I recently spent time talking to a mid-level careerist who was concerned that a couple of performance missteps would soon lead to his termination.  When I asked about his network, I found that it was almost non-existent.  When I suggested that he needed to make career networking a regular part of his job, he explained that his family and church commitments made it almost impossible to find time for professional networking.   I admired his commitment, even his priorities – life balance is important – but I thought his judgment was off-the-shelf lousy.  The operative word obviously is balance.   I am highlighting this case because he is NOT alone – there are thousands upon thousands of professionals who do not develop networks because they are too busy with work, family, church and making excuses – until they lose their jobs.

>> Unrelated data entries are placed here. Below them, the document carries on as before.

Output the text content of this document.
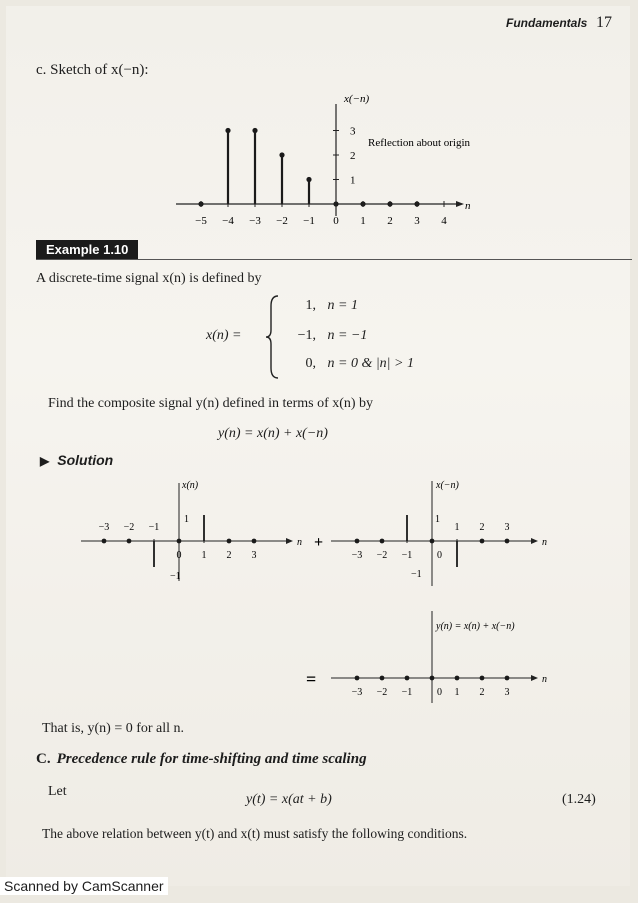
Fundamentals 17
c. Sketch of x(−n):
−5 −4 −3 −2 −1 0 1 2 3 4
3
2
1
x(−n)
n
Reflection about origin
Example 1.10
A discrete-time signal x(n) is defined by
x(n) =
1, n = 1
−1, n = −1
0, n = 0 & |n| > 1
Find the composite signal y(n) defined in terms of x(n) by
y(n) = x(n) + x(−n)
▶ Solution
x(n)
n
−3 −2 −1
0 1 2 3
1
−1
+
x(−n)
n
1 2 3
−3 −2 −1 0
1
−1
=
y(n) = x(n) + x(−n)
n
−3 −2 −1 0 1 2 3
That is, y(n) = 0 for all n.
C. Precedence rule for time-shifting and time scaling
Let
y(t) = x(at + b)	(1.24)
The above relation between y(t) and x(t) must satisfy the following conditions.
Scanned by CamScanner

Career aspirations aside, one of a husband/father’s duties includes being a good financial provider – preferably without prolonged periods of marginal or no employment.  I want to point out that this example could have just as easily been about a woman.  In fact, women executives have told me that the demands on their time — work, family, church and those after-hour duties as the chief cook and bottle washer — make it even more challenging for them to carve out time for networking. Single parents and others face other challenges that pose their own complications for career networking.

Husband, wife, or single adult,  I would argue that you have a duty to make this critical investment of time.